高齢者の最後の役目は、「自然に死ぬ姿を見せること」・・・私は大いに共感します。これが結構奥深い・・・と私は思うけれど・・。

「手遅れで見つかり、その時痛みのない高齢者の癌は最後まで痛まないことが多い」というのが、先生の経験的なお話でした。かえって医療をしすぎると「苦しむ」のだ・・・というご意見には、「正しい緩和ケアはして欲しい・・」と思いました。

さて、発見は、抗がん剤へのご意見です。国連の抗がん剤取り扱いマニュアルを日本は厳守していない。抗がん剤は、猛毒で、その取り扱い方を間違えば、発がん性があるので危険。しっかりと知らせて、きちんとするべきだ・・・と。参考文献を教えていただいたので、宿題にしたいと思います。

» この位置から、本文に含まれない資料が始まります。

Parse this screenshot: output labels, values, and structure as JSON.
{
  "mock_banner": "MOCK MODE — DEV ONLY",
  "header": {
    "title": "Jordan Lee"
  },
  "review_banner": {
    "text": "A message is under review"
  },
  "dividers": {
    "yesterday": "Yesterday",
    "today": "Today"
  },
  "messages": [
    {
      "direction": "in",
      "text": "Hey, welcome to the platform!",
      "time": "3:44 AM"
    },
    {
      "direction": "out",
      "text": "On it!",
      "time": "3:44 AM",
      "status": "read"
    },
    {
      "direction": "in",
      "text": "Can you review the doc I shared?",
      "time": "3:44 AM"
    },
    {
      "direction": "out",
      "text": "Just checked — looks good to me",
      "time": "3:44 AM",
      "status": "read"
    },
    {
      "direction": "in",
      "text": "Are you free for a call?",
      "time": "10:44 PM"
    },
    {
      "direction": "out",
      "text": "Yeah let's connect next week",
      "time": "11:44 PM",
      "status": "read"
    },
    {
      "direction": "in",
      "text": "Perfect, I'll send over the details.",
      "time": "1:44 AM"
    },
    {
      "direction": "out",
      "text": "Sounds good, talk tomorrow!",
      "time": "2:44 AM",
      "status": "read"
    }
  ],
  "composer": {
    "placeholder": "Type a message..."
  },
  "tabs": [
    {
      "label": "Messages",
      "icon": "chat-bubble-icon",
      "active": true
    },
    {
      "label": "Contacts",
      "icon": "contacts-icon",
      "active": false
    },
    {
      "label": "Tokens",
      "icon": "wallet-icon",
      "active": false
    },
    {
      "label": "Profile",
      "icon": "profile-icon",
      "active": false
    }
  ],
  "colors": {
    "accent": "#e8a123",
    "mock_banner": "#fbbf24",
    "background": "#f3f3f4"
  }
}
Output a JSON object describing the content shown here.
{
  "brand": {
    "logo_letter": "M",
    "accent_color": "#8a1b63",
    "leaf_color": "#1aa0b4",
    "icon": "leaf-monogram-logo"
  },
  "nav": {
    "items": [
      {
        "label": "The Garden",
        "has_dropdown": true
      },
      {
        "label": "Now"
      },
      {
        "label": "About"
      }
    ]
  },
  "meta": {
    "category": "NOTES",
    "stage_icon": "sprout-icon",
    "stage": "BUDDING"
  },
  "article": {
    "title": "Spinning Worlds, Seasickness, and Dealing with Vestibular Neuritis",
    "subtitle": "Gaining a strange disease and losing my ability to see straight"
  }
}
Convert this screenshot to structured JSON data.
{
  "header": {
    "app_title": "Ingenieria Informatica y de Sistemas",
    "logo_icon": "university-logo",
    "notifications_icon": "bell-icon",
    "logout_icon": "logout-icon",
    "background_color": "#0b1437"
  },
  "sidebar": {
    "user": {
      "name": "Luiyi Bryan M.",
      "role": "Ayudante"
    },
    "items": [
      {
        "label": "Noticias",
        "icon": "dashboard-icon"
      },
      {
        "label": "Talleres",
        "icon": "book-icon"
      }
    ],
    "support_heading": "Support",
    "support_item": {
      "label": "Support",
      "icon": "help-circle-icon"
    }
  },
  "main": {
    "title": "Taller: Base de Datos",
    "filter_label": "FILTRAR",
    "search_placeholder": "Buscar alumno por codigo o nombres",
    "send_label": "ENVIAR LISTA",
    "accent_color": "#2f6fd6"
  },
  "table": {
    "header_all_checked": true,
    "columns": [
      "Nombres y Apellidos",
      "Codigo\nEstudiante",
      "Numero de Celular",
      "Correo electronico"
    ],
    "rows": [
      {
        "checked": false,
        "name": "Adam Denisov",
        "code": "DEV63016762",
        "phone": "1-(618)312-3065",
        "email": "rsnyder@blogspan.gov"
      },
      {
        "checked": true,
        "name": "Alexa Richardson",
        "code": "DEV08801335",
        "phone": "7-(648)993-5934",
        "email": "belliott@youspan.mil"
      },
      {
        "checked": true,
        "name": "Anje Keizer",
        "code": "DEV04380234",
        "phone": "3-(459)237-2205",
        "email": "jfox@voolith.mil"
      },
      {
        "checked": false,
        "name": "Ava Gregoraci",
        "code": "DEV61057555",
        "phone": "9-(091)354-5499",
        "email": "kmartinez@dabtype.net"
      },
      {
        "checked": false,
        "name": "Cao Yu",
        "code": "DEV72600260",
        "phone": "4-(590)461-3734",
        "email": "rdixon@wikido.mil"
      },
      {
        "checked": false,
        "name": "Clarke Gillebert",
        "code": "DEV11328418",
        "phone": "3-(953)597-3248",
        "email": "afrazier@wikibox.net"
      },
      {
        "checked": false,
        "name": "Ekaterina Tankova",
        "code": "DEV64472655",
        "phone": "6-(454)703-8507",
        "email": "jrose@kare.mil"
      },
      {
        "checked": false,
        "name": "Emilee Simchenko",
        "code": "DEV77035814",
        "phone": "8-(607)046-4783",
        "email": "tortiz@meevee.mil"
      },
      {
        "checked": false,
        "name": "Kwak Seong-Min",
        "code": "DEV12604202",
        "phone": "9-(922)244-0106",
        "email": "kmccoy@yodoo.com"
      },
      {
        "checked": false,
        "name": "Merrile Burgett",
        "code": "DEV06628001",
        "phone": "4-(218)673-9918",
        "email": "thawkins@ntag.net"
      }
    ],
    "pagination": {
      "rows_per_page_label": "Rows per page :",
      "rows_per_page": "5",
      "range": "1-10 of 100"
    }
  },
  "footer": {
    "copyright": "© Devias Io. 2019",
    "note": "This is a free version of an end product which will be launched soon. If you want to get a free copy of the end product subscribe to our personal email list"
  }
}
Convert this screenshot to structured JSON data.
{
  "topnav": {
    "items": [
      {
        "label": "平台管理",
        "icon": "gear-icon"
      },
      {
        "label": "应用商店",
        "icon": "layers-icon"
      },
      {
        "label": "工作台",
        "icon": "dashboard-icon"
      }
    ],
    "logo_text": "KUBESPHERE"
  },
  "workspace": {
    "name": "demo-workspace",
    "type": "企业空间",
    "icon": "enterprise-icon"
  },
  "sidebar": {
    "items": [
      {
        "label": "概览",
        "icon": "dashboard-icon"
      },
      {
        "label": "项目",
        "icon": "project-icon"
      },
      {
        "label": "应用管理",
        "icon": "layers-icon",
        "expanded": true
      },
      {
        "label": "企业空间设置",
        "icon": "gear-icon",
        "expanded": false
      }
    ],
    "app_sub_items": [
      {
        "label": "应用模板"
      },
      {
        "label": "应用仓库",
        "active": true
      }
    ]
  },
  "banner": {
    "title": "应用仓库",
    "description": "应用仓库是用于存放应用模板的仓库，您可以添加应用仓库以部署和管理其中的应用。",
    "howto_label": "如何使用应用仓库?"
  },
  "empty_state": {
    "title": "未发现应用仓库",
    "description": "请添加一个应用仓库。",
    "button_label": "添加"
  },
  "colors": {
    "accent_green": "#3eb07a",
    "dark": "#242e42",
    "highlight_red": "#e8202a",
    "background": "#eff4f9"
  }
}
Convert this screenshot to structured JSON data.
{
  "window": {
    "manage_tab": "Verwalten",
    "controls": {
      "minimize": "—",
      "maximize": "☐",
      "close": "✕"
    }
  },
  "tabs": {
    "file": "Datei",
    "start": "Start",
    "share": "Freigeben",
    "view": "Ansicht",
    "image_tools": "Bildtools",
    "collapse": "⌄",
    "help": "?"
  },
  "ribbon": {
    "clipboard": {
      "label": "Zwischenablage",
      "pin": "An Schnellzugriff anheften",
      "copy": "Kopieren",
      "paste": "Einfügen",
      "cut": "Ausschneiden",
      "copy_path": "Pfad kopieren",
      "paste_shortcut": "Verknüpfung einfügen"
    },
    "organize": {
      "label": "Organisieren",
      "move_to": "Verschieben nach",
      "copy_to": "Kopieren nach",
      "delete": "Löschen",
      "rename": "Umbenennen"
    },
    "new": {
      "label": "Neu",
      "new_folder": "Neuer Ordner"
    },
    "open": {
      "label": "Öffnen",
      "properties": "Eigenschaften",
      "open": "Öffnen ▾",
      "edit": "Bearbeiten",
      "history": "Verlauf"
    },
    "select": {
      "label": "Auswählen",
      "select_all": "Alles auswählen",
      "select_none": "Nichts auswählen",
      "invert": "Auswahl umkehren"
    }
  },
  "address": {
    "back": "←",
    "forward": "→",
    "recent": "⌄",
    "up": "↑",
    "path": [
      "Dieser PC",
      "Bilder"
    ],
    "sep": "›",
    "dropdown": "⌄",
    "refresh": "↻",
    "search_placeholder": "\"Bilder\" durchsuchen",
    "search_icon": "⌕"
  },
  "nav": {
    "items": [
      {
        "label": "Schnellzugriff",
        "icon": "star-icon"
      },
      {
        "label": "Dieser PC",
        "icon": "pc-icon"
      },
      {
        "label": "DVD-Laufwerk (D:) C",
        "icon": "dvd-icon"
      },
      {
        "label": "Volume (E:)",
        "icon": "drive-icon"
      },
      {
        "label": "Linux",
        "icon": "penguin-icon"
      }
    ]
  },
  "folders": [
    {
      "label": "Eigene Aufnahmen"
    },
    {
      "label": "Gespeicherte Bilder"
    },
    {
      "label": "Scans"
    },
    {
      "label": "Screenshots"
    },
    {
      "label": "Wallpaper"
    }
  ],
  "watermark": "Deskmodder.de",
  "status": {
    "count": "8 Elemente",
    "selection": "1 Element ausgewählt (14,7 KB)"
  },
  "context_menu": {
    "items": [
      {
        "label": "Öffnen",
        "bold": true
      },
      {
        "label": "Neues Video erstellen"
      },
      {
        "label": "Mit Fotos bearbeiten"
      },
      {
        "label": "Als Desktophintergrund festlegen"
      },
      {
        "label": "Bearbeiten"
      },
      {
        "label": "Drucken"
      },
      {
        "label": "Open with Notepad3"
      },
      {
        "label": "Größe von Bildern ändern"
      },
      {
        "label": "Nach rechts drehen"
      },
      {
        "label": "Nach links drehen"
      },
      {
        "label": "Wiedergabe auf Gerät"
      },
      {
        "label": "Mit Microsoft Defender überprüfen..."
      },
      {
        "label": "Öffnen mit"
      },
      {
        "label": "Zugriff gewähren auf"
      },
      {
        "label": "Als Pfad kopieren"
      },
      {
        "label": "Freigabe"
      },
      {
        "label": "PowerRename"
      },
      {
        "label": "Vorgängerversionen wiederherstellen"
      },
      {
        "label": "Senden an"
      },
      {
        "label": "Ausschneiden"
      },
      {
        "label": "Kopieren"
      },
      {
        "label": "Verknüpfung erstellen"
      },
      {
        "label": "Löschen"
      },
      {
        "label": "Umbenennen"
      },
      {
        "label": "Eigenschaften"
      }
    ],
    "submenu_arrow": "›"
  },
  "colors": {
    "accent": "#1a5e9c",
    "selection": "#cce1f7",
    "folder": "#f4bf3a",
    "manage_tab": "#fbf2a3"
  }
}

死に行く自然の過程を邪魔しない、死に行く人間に無用な苦痛を与えないことが鉄則だ・・・との見解。でも、家族の納得と合意は大切に、決して無理をしないこと。「死」と向き合うことのない多くの人に、死と向き合い(せめて時々考えて)、最後のときのことを考えてみよう・・・」と呼びかけることは必要なことだと私も思います。。

私は癌という病気を経験し、親を看取り、その死に寄り添った経験から、「死」を自分のそばにおいて毎日を生かしてもらっている・・と思っているところがあります。

「今」をしっかり生きることが大切、点検、修正を繰り返しながら、その日まで生ききりましょう。・・という呼びかけには大いに共感しました。